Surveys Watch and Wait for the Small Business Vote

2 min read · 6 years ago


A majority of small business owners who plan to vote in the Republican primaries and caucuses will vote for Donald Trump, despite his second place finish in Iowa yesterday. Only 16 percent of Republican small business owners intend to support Ted Cruz. That’s according to data gathered by the online small business community Manta, which regularly surveys its members, 60 percent of whom say they will vote in the primaries.

Of small business owners who will vote in the Democratic primaries, 56 percent say they intend to vote for Hillary Clinton; 40 percent say they will side with Bernie Sanders, Manta found.

But those results contradict another informal survey conducted by Inc. last week, which found that 41 percent of the publication’s Facebook followers consider Sanders the “best presidential candidate for entrepreneurs and entrepreneurship.” In that survey, Inc. reported, “Trump placed second with 27 percent of the vote, while Clinton came in third, with just 13 percent of the vote.”
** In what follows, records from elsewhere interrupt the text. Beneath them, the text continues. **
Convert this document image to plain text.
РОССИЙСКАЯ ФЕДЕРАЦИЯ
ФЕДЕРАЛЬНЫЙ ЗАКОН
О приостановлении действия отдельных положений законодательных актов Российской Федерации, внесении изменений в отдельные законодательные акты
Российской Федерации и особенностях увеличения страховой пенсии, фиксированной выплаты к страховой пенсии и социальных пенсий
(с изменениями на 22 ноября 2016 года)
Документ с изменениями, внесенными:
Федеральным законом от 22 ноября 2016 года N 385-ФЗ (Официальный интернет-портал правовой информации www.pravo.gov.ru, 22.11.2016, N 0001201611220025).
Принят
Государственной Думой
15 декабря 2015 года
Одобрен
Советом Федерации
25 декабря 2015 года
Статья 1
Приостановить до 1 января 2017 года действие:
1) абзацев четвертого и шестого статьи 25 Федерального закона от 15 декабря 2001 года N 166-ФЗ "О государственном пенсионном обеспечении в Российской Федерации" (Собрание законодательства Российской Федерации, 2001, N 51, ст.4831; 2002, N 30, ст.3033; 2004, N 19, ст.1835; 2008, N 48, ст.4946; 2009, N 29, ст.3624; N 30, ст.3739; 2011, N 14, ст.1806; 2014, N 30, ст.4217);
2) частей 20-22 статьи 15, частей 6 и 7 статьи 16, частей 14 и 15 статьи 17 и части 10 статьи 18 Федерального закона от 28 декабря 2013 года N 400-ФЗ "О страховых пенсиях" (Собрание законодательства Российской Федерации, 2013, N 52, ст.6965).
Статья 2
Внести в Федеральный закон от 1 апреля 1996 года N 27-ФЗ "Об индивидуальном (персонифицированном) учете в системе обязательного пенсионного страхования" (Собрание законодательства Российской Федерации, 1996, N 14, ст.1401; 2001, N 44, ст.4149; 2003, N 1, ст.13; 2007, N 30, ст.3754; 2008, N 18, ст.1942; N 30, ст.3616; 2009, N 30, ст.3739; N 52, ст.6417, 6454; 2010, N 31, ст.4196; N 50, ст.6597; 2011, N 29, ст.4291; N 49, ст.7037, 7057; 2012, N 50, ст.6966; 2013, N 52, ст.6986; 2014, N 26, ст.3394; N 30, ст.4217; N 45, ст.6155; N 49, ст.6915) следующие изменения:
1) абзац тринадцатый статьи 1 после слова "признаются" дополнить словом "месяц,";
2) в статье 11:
Manta’s survey respondents were also asked to rank the top issues to small business this election: The economy is most important to 49 percent, taxes are the number one concern of 18 percent, and healthcare is the top issue to 10 percent.

Data from another survey, released this week by online direct small business lender Dealstruck, found even greater concern among small business owners about all three issues.

Regardless of political affiliations, 57 percent of the 410 small business owners surveyed by Dealstruck in December claimed they fear that the economy will tighten again in the near future. By generation, Baby Boomers were most concerned (63 percent fear an economic downturn), but more than half of Millennials and Generation X respondents feel the same.

More than half (56 percent) of Dealstruck survey respondents called taxes the most pressing issue in 2016, and 46 percent said healthcare is their top concern. And while the economy is a worry for most, only a small minority of self-professed liberal and conservative business owners consider the $7.25 minimum wage to be too high.